Parecendo visivelmente desgostoso, Jostein se ajoelhou.
Me aproximei, sentindo a ira aumentar a cada passo que eu dava em direção aquele homem. Quem ele pensava que era? Ele estava em meu palácio, não em suas terras. Aliás, até em suas terras ele não era soberano, pois meu pai era rei.
— Você agrediu um de meus servos. Disse que deveria lhe ensinar uma lição — repeti suas palavras, o encarando firmemente — Permita-me também lhe ensinar uma lição.
Estava ciente de que os homens juramentados à Jostein estavam no pátio, nos observando, mas nada era capaz de me intimidar. Erguendo o açoite, desferi um golpe rápido e forte. Ele foi ao chão, o sangue espirrou nas pedras; provavelmente ele não esperava que eu tivesse tanta força nos braços.
Seus soldados fizeram um movimento de se aproximarem, mas eu os apontei o açoite, sem nem olhá-los, e eles pararam. Reconheciam a autoridade que eu tinha e sabia que tinha, assim como sabia usá-la.
Jostein se ergueu, ofegante, porém, antes que ele se pusesse de pé, o encarei com toda fúria que conseguir reunir em meu olhar — que não era pouca, dada as circunstâncias. Lentamente, ele voltou a se colocar de joelhos.
— Escute bem, Jostein — comecei — Se eu somente suspeitar que destratou alguém, não apenas neste palácio, mas em toda Astana, você terá problemas comigo. Não se esqueça, você é casado com minha irmã, mas eu sou a herdeira do trono. Me deve obediência. Estamos entendidos? — questionei, ainda o encarando de cima.

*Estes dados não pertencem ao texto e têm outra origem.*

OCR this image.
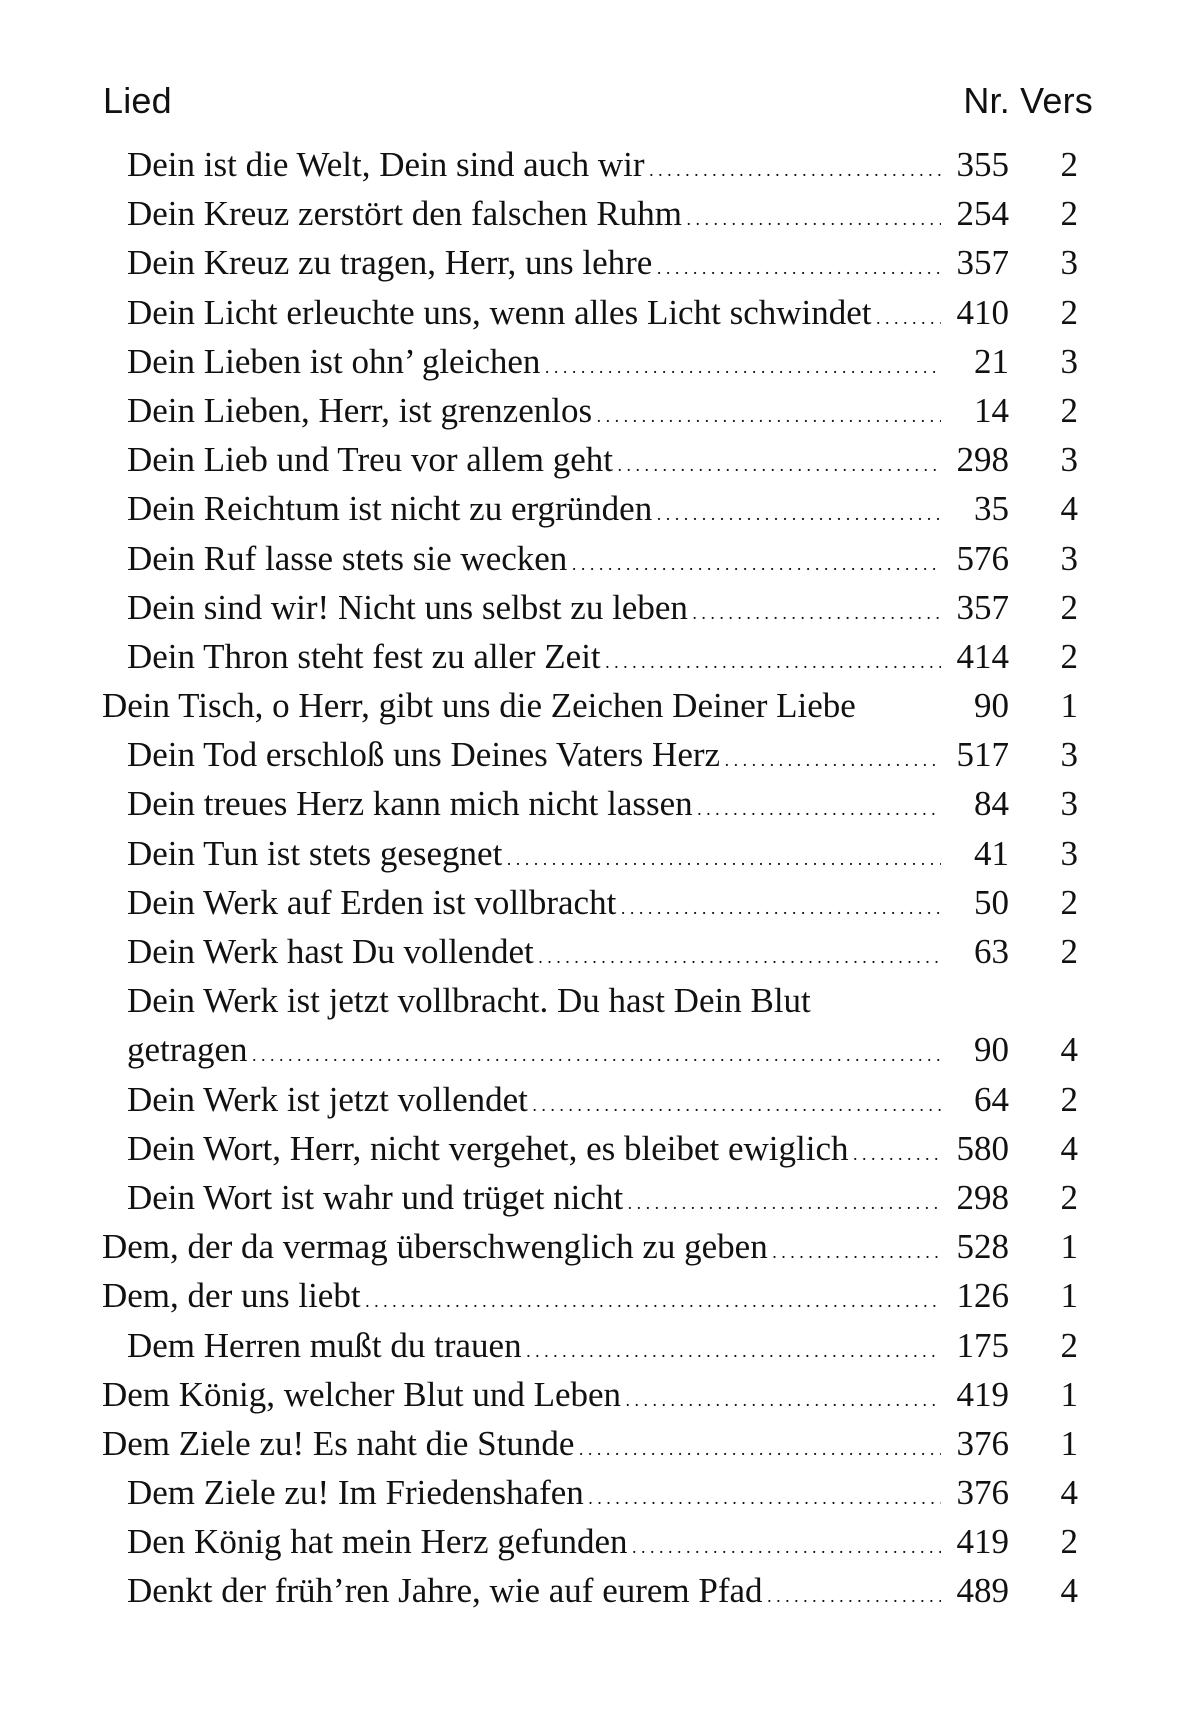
Lied	Nr. Vers
Dein ist die Welt, Dein sind auch wir . . .	355	2
Dein Kreuz zerstört den falschen Ruhm . . .	254	2
Dein Kreuz zu tragen, Herr, uns lehre . . .	357	3
Dein Licht erleuchte uns, wenn alles Licht schwindet . . .	410	2
Dein Lieben ist ohn’ gleichen . . .	21	3
Dein Lieben, Herr, ist grenzenlos . . .	14	2
Dein Lieb und Treu vor allem geht . . .	298	3
Dein Reichtum ist nicht zu ergründen . . .	35	4
Dein Ruf lasse stets sie wecken . . .	576	3
Dein sind wir! Nicht uns selbst zu leben . . .	357	2
Dein Thron steht fest zu aller Zeit . . .	414	2
Dein Tisch, o Herr, gibt uns die Zeichen Deiner Liebe	90	1
Dein Tod erschloß uns Deines Vaters Herz . . .	517	3
Dein treues Herz kann mich nicht lassen . . .	84	3
Dein Tun ist stets gesegnet . . .	41	3
Dein Werk auf Erden ist vollbracht . . .	50	2
Dein Werk hast Du vollendet . . .	63	2
Dein Werk ist jetzt vollbracht. Du hast Dein Blut
getragen . . .	90	4
Dein Werk ist jetzt vollendet . . .	64	2
Dein Wort, Herr, nicht vergehet, es bleibet ewiglich . . .	580	4
Dein Wort ist wahr und trüget nicht . . .	298	2
Dem, der da vermag überschwenglich zu geben . . .	528	1
Dem, der uns liebt . . .	126	1
Dem Herren mußt du trauen . . .	175	2
Dem König, welcher Blut und Leben . . .	419	1
Dem Ziele zu! Es naht die Stunde . . .	376	1
Dem Ziele zu! Im Friedenshafen . . .	376	4
Den König hat mein Herz gefunden . . .	419	2
Denkt der früh’ren Jahre, wie auf eurem Pfad . . .	489	4
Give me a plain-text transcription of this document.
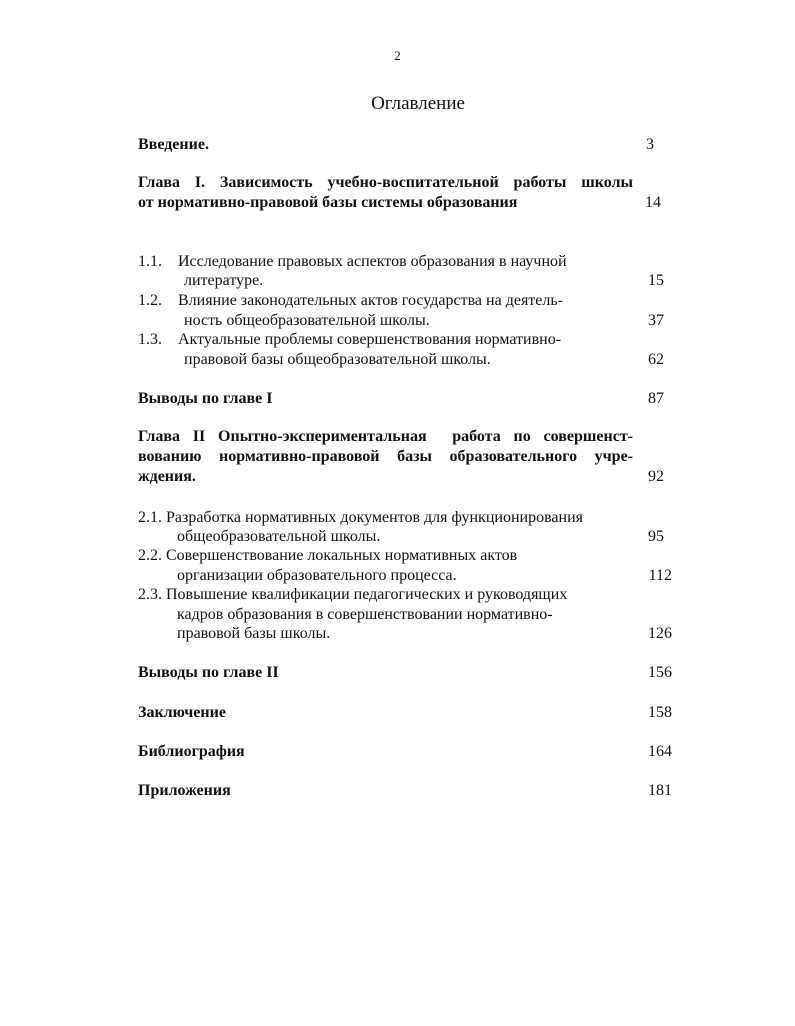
2
Оглавление
Введение.	3
Глава I. Зависимость учебно-воспитательной работы школы
от нормативно-правовой базы системы образования	14
1.1.    Исследование правовых аспектов образования в научной
литературе.	15
1.2.    Влияние законодательных актов государства на деятель-
ность общеобразовательной школы.	37
1.3.    Актуальные проблемы совершенствования нормативно-
правовой базы общеобразовательной школы.	62
Выводы по главе I	87
Глава II Опытно-экспериментальная  работа по совершенст-
вованию нормативно-правовой базы образовательного учре-
ждения.	92
2.1. Разработка нормативных документов для функционирования
общеобразовательной школы.	95
2.2. Совершенствование локальных нормативных актов
организации образовательного процесса.	112
2.3. Повышение квалификации педагогических и руководящих
кадров образования в совершенствовании нормативно-
правовой базы школы.	126
Выводы по главе II	156
Заключение	158
Библиография	164
Приложения	181
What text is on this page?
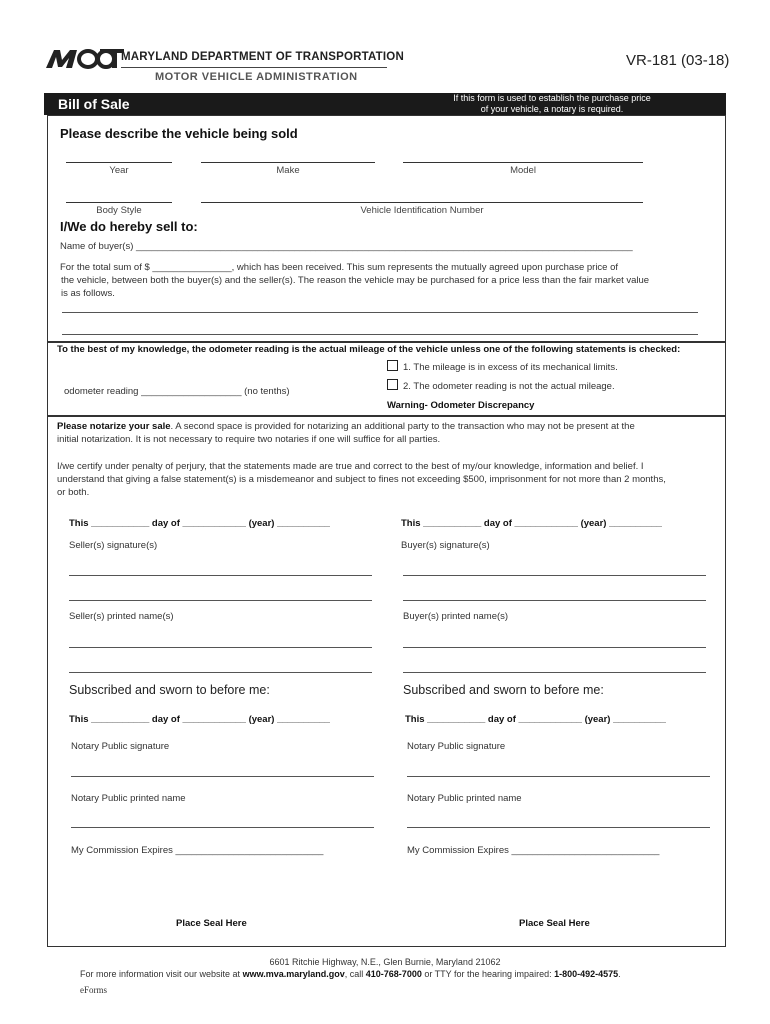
MARYLAND DEPARTMENT OF TRANSPORTATION
MOTOR VEHICLE ADMINISTRATION
VR-181 (03-18)
Bill of Sale	If this form is used to establish the purchase price
of your vehicle, a notary is required.
Please describe the vehicle being sold
Year	Make	Model
Body Style	Vehicle Identification Number
I/We do hereby sell to:
Name of buyer(s) ______________________________________________________________________________________________
For the total sum of $ _______________, which has been received. This sum represents the mutually agreed upon purchase price of
the vehicle, between both the buyer(s) and the seller(s). The reason the vehicle may be purchased for a price less than the fair market value
is as follows.
To the best of my knowledge, the odometer reading is the actual mileage of the vehicle unless one of the following statements is checked:
odometer reading ___________________ (no tenths)
1. The mileage is in excess of its mechanical limits.
2. The odometer reading is not the actual mileage.
Warning- Odometer Discrepancy
Please notarize your sale. A second space is provided for notarizing an additional party to the transaction who may not be present at the
initial notarization. It is not necessary to require two notaries if one will suffice for all parties.
I/we certify under penalty of perjury, that the statements made are true and correct to the best of my/our knowledge, information and belief. I
understand that giving a false statement(s) is a misdemeanor and subject to fines not exceeding $500, imprisonment for not more than 2 months,
or both.
This ___________ day of ____________ (year) __________
Seller(s) signature(s)
Seller(s) printed name(s)
Subscribed and sworn to before me:
This ___________ day of ____________ (year) __________
Notary Public signature
Notary Public printed name
My Commission Expires ____________________________
Place Seal Here
This ___________ day of ____________ (year) __________
Buyer(s) signature(s)
Buyer(s) printed name(s)
Subscribed and sworn to before me:
This ___________ day of ____________ (year) __________
Notary Public signature
Notary Public printed name
My Commission Expires ____________________________
Place Seal Here
6601 Ritchie Highway, N.E., Glen Burnie, Maryland 21062
For more information visit our website at www.mva.maryland.gov, call 410-768-7000 or TTY for the hearing impaired: 1-800-492-4575.
eForms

— Sim, dróttning, minha senhora — ele engasgou, o sangue ainda jorrando de seu lábio.
— Ótimo — lancei um olhar aos homens ao redor, para que entendessem que o aviso servia para eles também — Espero que todos tenham compreendido.
Virei-me, saindo do pátio em direção aos estábulos, deixando Jostein para trás, de joelhos.
⚜️HÁVAMÁL (Os Ditos de Hár): é um dos poemas incluídos na Edda Poética, uma colecção de poemas em nórdico antigo preservados inicialmente no manuscrito medieval islandês Codex Regius, do século XIII. Os seus versos são atribuídos a Odin;
⚜️Sobre os "sobrenomes" nórdicos: Haraldsson, Birgersson... os sobrenomes sempre significam "filho de" (–sson) ou "filha de" (–dóttir). Por exemplo, Haraldsson significa "filho de Harald"; Henriksdóttir significa "filha de Henrik";
⚜️Jarl: significa "guerreiro" e/ou "nobre". Era, nas línguas nórdicas, um título usado para designar o governador de uma região relativamente grande. Como foi um termo utilizado até meados do século XIII, optei por usá-lo. Seu plural em nórdico antigo era jarlar, porém escolhi usar "jarls" para melhor entendimento;
⚜️" ... in nomine Patris, et Filii, et Spiritus Sancti (...): "... em nome do Pai, do Filho, e do Espírito Santo;
⚜️"(...) a décima hora ainda se aproximava e o sol começava a se pôr.": a décima hora era o equivalente à quatro horas da tarde (16:00 horas);
⚜️Dróttning: pode significar "Senhora", "Princesa", ou "Rainha". Um título respeitoso para uma mulher da nobreza;
⚜️Dróttinn: equivalente masculino de Dróttning, pode significar "Senhor"/"Príncipe"/"Rei", um título respeitoso para homens nobres.